Migration cuts? Nein!

To Berlin, and if Angela Merkel’s comments this week are anything to go by, it’s a safe bet she and the UK Prime Minister won’t be describing themselves as ‘BFFs’ anytime soon.

Speaking before the publication of the Tory manifesto, the German Chancellor left her audience in no doubt on her views regarding migration within the context of Brexit. “This is not meant maliciously, but you cannot have all of the food things and then say there’s a limit of 100,000 or 200,000 EU citizens allowed to enter the UK,” said Mrs Merkel. The Chancellor also expressed concern that anti-EU rhetoric during the election could poison future negotiations – and given some of the comments we’ve heard in the last week, it’s difficult to disagree with her assessment.

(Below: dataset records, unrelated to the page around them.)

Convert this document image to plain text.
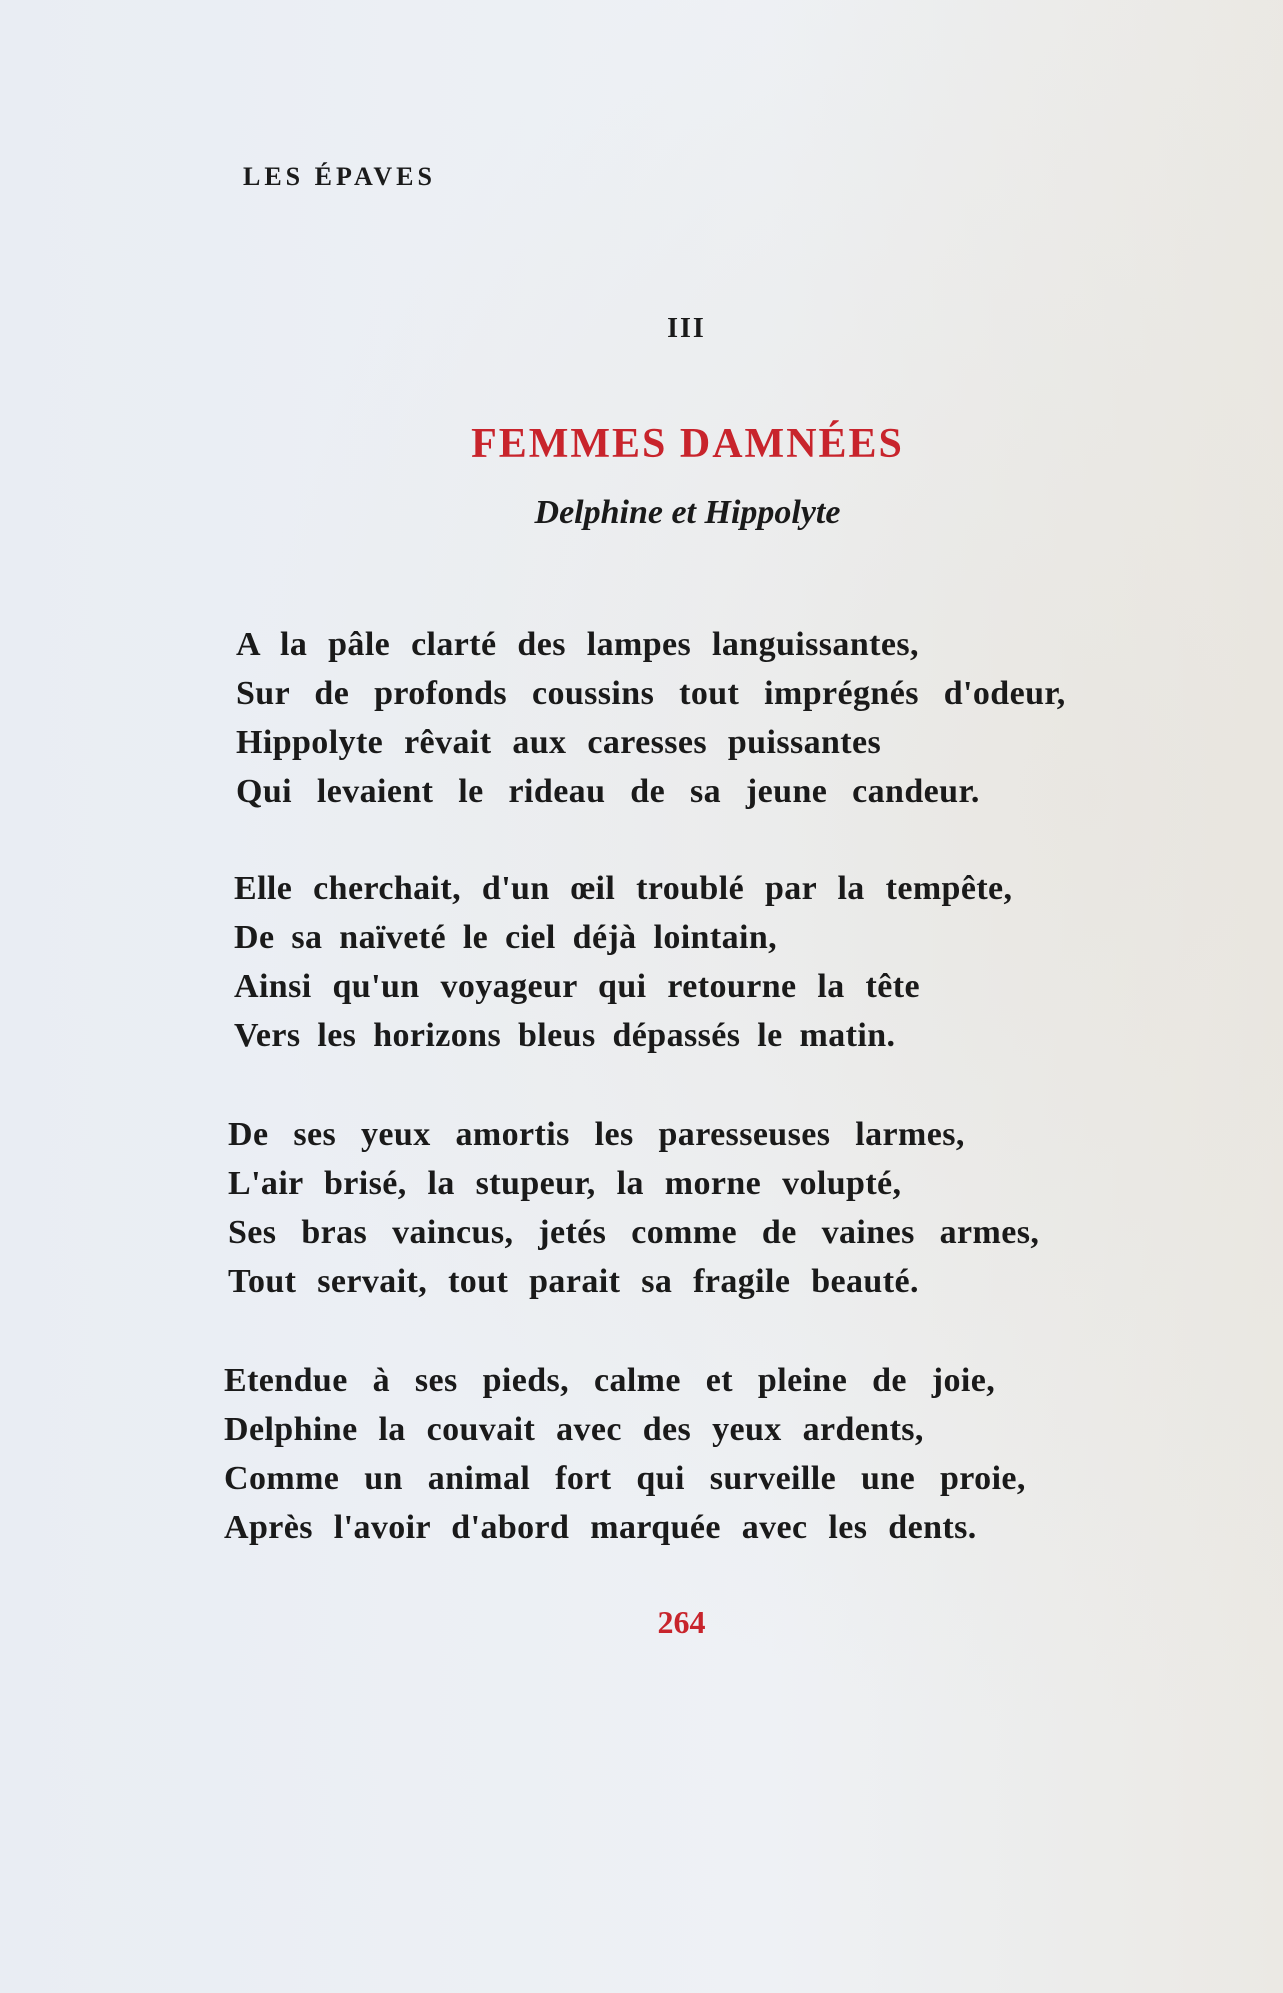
LES ÉPAVES
III
FEMMES DAMNÉES
Delphine et Hippolyte
A la pâle clarté des lampes languissantes,
Sur de profonds coussins tout imprégnés d'odeur,
Hippolyte rêvait aux caresses puissantes
Qui levaient le rideau de sa jeune candeur.
Elle cherchait, d'un œil troublé par la tempête,
De sa naïveté le ciel déjà lointain,
Ainsi qu'un voyageur qui retourne la tête
Vers les horizons bleus dépassés le matin.
De ses yeux amortis les paresseuses larmes,
L'air brisé, la stupeur, la morne volupté,
Ses bras vaincus, jetés comme de vaines armes,
Tout servait, tout parait sa fragile beauté.
Etendue à ses pieds, calme et pleine de joie,
Delphine la couvait avec des yeux ardents,
Comme un animal fort qui surveille une proie,
Après l'avoir d'abord marquée avec les dents.
264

The comments are arguably Mrs Merkel’s strongest to date. She’s unlikely to have been enamoured by the Conservative manifesto and expect some tension when migration comes up at negotiations. That is when we finally get people round a negotiating table.

Taxi for Hammond? (#awkward)

Could Philip Hammond be presented with a P45 after polling day? If Mrs May’s failure to speak up on her Chancellor’s future this week is anything to go by, Mr Hammond could in the market for some boxes to clear out his office.

Speculation over his future is nothing new. Tensions between Mr Hammond and the Downing Street team have been rife for months. Calling your boss’s closest aides “economically illiterate” is a sure fire way of getting yourself taken off the Christmas card list. But when asked twice, Mrs May declined to say if Mr Hammond would be Chancellor after the election. #awkward.

Speculation over the Chancellor’s future will be watched with interest at home and abroad. Mr Hammond is a known advocate of a softer Brexit and his departure would speak volumes for the likely British stance in negotiations. He’s also spearheaded efforts to convince financial service leaders that their place is in the City, and not Paris or Frankfurt – and him turning in the key to 11 Downing Street might prompt nervousness in the Square Mile.

Slán (Goodbye)

Ireland next, and news that JP Morgan has bought premises in Dublin capable of accommodating up to 1,000 staff in a move that will warm the hearts of Europeans glancing enviously at London’s status as a financial services powerhouse. And likely give many in London – not least Mayor Sadiq Khan – pause for thought and cause for concern.

The purchase is hardly a bolt from the blue. JP Morgan has indicated it will use existing sites in Dublin, Frankfurt and Luxembourg to anchor its European operations post-Brexit. But British policymakers and negotiations would wise to view the move with caution.

Passporting is a much-covered Brexit topic but JP’s intention to (probably) move staff out of its London HQ underlines the necessity of Britain agreeing a suitable deal for businesses as part of the negotiations. Fail, and JP Morgan won’t be last financial services leviathan to say slán to the UK.

Cheque please!

We all know there’s going to be a bill for the UK to pay when it leaves the EU. The UK has commitments to contribute to the running of various EU initiatives and institutions. The question is how big that bill will be.

Minutes from an EU Commission meeting this week showed the concern of chief negotiator Michel Barnier that the divorce bill could torpedo negotiations altogether. The sticking point is that the larger economies in the bloc (France and Germany) are unwilling to up their contributions to cover Britain’s share. And smaller economies benefitting from EU funding are – not unsurprisingly – unwilling to take the hit in the form of smaller payments.

There’s been reams of speculation of how much the UK’s exit bill could be. Some have suggested as much as 100 billion euros. But if the cost can’t be agreed, negotiations might be a proverbial lame duck, with Britain crashing out of the EU on World Trading Organisation terms – which economists have indicated isn’t a good thing.

The divorce bill will be a major sticking point. Particularly given the Tories commitment this week to a balanced budget by 2025 (back to those manifestos again). So putting the bill of the nation’s credit card is unlikely to be an option.